Forces & Kinematics: Videos & Practice Problems

In solving one-dimensional motion problems that involve forces, it's essential to integrate the concepts of motion and force. The five key motion variables to remember are initial velocity (\(v_{\text{initial}}\)), final velocity (\(v_{\text{final}}\)), displacement (\(\Delta x\)), time (\(\Delta t\)), and acceleration (\(a\)). When you know three of these variables, you can apply one of the four equations of uniformly accelerated motion (UAM) to find the unknown variable.

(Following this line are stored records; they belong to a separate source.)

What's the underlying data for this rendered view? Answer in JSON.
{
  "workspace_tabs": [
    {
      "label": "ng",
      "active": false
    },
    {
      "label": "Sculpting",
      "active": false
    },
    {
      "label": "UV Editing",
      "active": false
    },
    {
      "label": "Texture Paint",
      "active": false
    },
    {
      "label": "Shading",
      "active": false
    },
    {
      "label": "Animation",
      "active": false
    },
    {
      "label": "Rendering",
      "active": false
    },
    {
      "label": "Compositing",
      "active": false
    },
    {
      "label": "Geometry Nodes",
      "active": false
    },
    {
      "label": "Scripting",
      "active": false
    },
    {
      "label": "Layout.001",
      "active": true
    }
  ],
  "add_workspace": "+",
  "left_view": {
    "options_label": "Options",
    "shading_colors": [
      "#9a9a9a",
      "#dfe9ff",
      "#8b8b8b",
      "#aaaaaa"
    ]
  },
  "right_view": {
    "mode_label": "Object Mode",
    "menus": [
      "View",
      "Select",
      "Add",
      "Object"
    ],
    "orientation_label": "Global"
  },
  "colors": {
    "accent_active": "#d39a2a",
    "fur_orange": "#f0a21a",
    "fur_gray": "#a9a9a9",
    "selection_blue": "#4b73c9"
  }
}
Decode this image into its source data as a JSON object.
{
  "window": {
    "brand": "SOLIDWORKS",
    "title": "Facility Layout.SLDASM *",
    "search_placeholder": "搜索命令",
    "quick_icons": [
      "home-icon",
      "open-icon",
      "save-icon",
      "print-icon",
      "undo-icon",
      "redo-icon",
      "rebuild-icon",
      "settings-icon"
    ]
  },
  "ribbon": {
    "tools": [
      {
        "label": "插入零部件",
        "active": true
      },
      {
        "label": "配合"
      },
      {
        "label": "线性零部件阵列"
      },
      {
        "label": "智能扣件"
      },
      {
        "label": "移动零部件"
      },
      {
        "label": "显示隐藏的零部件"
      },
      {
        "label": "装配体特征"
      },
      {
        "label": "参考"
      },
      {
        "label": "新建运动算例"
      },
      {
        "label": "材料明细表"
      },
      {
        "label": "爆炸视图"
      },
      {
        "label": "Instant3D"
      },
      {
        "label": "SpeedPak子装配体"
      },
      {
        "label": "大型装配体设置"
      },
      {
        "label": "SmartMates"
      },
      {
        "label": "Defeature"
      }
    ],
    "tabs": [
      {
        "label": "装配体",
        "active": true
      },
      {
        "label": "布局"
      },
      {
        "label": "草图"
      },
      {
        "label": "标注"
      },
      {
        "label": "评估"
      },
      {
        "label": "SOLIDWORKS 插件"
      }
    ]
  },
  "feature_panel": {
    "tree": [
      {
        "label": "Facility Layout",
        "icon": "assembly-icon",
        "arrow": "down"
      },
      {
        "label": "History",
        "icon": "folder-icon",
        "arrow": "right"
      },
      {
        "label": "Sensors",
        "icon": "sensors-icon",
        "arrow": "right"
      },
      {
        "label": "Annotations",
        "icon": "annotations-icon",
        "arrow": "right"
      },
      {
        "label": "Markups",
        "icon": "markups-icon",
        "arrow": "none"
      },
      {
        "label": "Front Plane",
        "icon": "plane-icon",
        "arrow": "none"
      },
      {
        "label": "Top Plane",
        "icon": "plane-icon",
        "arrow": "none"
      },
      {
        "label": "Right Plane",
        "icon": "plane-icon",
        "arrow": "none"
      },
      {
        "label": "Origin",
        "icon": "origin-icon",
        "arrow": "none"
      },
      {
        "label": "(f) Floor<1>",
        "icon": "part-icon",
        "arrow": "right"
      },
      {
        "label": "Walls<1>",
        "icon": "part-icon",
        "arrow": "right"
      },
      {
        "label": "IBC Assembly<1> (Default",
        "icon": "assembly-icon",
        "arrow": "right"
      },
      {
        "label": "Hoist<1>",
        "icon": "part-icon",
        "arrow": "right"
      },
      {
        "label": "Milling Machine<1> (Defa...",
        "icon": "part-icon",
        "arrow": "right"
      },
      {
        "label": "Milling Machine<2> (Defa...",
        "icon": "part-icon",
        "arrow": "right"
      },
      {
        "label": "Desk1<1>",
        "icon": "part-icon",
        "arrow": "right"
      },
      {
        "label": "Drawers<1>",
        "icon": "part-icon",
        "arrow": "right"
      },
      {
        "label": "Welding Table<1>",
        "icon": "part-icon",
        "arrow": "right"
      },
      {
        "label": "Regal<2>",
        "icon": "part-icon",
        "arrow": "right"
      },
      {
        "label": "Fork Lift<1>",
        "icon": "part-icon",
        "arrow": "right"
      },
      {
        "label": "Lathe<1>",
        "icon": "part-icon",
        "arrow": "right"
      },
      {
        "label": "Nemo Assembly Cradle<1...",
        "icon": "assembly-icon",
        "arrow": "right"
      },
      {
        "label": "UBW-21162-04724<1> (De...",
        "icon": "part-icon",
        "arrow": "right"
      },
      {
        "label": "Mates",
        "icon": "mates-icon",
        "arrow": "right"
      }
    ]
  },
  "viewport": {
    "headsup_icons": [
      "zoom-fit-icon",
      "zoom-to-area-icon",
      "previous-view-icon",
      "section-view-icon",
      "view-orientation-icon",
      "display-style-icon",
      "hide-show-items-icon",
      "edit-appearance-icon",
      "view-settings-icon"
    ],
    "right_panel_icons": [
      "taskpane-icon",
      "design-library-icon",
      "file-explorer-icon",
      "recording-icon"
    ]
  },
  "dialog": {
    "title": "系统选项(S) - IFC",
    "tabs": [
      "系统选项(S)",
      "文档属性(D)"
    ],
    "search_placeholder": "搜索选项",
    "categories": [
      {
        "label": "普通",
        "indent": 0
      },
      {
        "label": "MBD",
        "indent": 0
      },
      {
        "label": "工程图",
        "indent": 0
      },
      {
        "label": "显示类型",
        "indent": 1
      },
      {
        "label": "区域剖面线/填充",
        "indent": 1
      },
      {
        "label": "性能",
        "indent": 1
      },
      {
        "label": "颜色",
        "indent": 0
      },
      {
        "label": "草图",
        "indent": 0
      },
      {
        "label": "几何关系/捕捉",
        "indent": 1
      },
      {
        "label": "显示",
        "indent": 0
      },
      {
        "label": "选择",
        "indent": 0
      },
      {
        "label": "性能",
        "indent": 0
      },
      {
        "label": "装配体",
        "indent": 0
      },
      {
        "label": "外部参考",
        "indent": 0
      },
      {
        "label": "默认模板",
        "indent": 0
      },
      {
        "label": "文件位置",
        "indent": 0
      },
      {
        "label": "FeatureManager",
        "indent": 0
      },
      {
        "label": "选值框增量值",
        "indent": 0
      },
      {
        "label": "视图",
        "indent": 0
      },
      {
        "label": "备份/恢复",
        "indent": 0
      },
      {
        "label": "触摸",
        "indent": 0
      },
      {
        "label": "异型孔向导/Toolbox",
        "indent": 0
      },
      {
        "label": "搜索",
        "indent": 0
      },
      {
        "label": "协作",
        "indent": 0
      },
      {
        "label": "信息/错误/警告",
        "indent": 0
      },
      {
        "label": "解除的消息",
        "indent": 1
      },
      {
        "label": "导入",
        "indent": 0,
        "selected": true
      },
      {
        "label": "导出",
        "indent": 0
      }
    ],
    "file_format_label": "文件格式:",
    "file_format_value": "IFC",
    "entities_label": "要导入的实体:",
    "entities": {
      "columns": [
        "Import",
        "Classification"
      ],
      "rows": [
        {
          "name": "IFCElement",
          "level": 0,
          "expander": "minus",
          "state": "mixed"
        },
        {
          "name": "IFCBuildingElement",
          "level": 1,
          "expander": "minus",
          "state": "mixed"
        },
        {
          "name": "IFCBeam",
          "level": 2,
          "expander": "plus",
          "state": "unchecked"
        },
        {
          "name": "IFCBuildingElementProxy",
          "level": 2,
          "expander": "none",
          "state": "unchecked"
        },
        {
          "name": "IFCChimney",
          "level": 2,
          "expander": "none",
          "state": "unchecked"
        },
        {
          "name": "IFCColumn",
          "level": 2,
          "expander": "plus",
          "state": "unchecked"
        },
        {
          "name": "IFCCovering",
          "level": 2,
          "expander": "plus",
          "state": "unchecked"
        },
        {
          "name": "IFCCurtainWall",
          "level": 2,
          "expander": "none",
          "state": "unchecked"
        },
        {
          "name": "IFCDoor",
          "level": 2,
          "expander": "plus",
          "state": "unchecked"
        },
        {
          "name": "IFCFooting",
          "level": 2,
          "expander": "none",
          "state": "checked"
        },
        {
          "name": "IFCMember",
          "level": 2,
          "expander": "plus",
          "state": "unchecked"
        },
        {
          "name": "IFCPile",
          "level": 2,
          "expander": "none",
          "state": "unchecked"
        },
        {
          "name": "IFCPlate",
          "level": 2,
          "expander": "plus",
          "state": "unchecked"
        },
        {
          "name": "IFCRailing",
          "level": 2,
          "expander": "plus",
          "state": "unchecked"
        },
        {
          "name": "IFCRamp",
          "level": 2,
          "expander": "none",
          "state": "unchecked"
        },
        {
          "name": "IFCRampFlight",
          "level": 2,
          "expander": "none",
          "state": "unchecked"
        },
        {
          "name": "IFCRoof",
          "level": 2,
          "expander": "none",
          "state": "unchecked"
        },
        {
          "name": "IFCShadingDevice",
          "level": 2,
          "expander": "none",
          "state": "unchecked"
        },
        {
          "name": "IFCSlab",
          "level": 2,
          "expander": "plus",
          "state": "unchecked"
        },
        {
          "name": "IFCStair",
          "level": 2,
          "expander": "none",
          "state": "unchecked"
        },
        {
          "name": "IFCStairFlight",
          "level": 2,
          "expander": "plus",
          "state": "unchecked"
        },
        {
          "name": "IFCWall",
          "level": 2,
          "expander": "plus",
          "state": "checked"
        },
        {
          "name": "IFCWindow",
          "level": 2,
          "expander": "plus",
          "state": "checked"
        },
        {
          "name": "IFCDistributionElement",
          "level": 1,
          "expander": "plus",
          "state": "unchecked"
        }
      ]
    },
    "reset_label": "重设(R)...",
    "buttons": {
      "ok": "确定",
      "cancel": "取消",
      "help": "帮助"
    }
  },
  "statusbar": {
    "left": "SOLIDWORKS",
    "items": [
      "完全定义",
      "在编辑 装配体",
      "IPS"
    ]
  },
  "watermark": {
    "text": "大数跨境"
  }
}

On the forces side, the primary variables are force (\(F\)), mass (\(m\)), and acceleration (\(a\)), governed by the equation \(F = ma\). To solve a forces problem, you need to know two of these three variables. In scenarios where both motion and forces are involved, the acceleration variable serves as the common link between the two sets of equations.

For example, consider a 20 kg block on a frictionless surface being pushed and accelerating from rest to a final velocity of 30 m/s over a time period of 6 seconds. To find the applied force, you first draw a free body diagram to identify the forces acting on the block, which include the weight force and the applied force, while noting that there is no friction due to the frictionless surface.

Next, you apply the equation \(F = ma\) to find the applied force. However, since the acceleration is unknown, you can use the motion equations to find it. Using the equation \(v_{\text{final}} = v_{\text{initial}} + at\), you can substitute the known values: \(30 = 0 + a \cdot 6\). Solving for \(a\) gives you \(a = \frac{30}{6} = 5 \, \text{m/s}^2\).

Now that you have the acceleration, you can substitute it back into the force equation: \(F_a = m \cdot a = 20 \cdot 5 = 100 \, \text{N}\). Thus, the magnitude of the applied force pushing the block is 100 newtons. This example illustrates how to effectively combine the principles of forces and motion to solve complex problems.

In this scenario, we analyze a 1,000-kilogram rocket that is accelerating upwards due to thrust. The forces acting on the rocket include the weight force (force of gravity), thrust, and air resistance. The weight force, denoted as \( w \), is calculated as \( w = mg \), where \( g \) is the acceleration due to gravity, typically approximated as \( 10 \, \text{m/s}^2 \). Thus, for our rocket, \( w = 1,000 \, \text{kg} \times 10 \, \text{m/s}^2 = 10,000 \, \text{N} \).

The thrust force, \( F_t \), is given as \( 25,000 \, \text{N} \), while the air resistance, \( F_{\text{air}} \), is \( 5,000 \, \text{N} \). To find the net force acting on the rocket, we consider the upward direction as positive. Therefore, the net force \( F_{\text{net}} \) can be expressed as:

\( F_{\text{net}} = F_t - F_{\text{air}} - w \)

Substituting the known values, we have:

\( F_{\text{net}} = 25,000 \, \text{N} - 5,000 \, \text{N} - 10,000 \, \text{N} = 10,000 \, \text{N} \)

Using Newton's second law, \( F = ma \), we can solve for acceleration \( a \):

\( 10,000 \, \text{N} = 1,000 \, \text{kg} \times a \)

From this, we find:

\( a = \frac{10,000 \, \text{N}}{1,000 \, \text{kg}} = 10 \, \text{m/s}^2 \)

Now that we have the acceleration, we can use kinematic equations to find the final velocity after 20 seconds. The initial velocity \( v_0 \) is \( 0 \, \text{m/s} \), and the time \( t \) is \( 20 \, \text{s} \). We can use the equation:

\( v_f = v_0 + at \)

Substituting the known values:

\( v_f = 0 + (10 \, \text{m/s}^2)(20 \, \text{s}) = 200 \, \text{m/s} \)

Thus, the final velocity of the rocket after 20 seconds is \( 200 \, \text{m/s} \).